Scammers, pretending to be government officials, will ask for bank account information, social security numbers and other personal information. Or they will ask you to verify information.
The IRS doesn’t make phone calls, Kull said.
“That money is already coming to you and the IRS does not have to verify anything,’’ Kull said. “If you do get one of these phone calls, don’t even engage with the person. Just hang up.’’
A $2.2 trillion economic recovery package tied to the coronavirus pandemic includes one-time payments of up to $1,200 for millions of Americans.
The IRS this week began distributing the money via direct deposit. Checks will be mailed to those who have not forwarded direct deposit information to the IRS.
In the weeks since the recovery package was approved, con artists have been working the phones.
They offer to help people get their federal stimulus checks, but say they need bank account and Social Security numbers to do so. Other times, they may ask for upfront fees.
Kull said some scam artists tell people they owe money to the IRS and browbeat them into providing personal information.
“They may tell you that you have a payment due to the IRS and you have to turn this money over to them,’’ she explained. “They give bogus badge numbers to get your Social Security number and bank account information.’’
Con artists can sound convincing. They obtain personal information about you to lend credibility. That personal information is usually gleaned from public records, social media and the dark web.
For some, the quarry isn’t your $1,200 check, but your identity.
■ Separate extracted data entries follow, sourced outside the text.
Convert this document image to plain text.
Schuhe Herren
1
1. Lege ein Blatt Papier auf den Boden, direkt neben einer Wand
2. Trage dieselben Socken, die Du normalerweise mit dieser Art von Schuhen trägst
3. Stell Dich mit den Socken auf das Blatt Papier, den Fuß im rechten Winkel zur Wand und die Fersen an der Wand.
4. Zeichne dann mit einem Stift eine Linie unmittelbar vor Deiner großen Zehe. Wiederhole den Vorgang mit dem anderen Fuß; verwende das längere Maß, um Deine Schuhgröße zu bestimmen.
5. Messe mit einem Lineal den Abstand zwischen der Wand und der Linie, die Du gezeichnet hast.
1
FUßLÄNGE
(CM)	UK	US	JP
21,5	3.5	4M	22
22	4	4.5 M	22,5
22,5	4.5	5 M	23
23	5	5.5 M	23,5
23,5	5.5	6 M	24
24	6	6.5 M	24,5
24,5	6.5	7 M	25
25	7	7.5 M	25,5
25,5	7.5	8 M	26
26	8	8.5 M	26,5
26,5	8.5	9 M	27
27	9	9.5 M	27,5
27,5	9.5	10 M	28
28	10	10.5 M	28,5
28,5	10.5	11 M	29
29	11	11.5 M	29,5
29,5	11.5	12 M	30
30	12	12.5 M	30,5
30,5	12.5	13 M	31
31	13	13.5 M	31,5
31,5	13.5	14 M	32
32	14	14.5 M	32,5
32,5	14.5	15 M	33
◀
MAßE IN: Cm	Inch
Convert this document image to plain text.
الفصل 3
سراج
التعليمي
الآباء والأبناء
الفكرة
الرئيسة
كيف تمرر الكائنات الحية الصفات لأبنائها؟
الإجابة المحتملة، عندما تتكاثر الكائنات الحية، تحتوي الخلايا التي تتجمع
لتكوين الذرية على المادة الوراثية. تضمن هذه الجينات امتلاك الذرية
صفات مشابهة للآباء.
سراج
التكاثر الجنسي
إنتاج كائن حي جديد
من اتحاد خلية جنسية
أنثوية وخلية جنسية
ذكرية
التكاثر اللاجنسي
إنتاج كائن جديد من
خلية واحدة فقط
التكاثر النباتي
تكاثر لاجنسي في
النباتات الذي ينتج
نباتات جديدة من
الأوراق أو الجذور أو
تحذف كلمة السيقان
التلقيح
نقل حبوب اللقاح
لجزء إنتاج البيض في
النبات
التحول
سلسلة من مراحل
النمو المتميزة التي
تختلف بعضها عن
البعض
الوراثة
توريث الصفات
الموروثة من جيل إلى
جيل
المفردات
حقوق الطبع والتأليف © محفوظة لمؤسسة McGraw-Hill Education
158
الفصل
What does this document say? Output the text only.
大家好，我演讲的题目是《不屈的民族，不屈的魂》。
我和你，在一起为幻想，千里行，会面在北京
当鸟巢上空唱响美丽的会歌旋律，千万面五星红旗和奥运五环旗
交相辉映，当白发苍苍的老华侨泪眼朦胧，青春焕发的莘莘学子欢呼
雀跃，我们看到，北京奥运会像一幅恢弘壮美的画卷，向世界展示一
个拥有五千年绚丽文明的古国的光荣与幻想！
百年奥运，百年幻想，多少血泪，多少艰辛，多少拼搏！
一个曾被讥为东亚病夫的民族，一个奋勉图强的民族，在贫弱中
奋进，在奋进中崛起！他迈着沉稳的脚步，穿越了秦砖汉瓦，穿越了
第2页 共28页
They may be fishing for personal information to open credit cards in your name, Kull said.
“It could be to file tax returns in your name down the road, open credit cards in your name, just trying to get your money,’’ she said. “Don’t even engage.’’
Kull also warned about official-looking emails and text messages asking you to click on a link.
“Don’t click on any of those links. They likely contain malware,’’ she said.
For those who will receive their payment in the mail, rather than through direct deposit, Kull says to be on the lookout for phony checks.
It will likely be for an odd amount and requires verification of the check online or by calling a phone number. If that is the case, it is a fraud, she said.
U.S. Attorney Andrew Birge says federal law enforcement is poised to track down those who try to enrich themselves at the expense of others during this national emergency.
Wire fraud and mail fraud are typically 20-year felonies. But if the federal crimes are tied to the coronavirus pandemic, offenders are looking at an additional 10 years.
“I would not want to be someone who tried to take advantage of the pandemic and find myself in front of a federal judge,’’ he said.
People can report fraud to the IRS at email@example.com or by calling the National Center for Disaster Fraud Hotline at (866) 720-5721.
Additional information can be found by visiting the IRS website.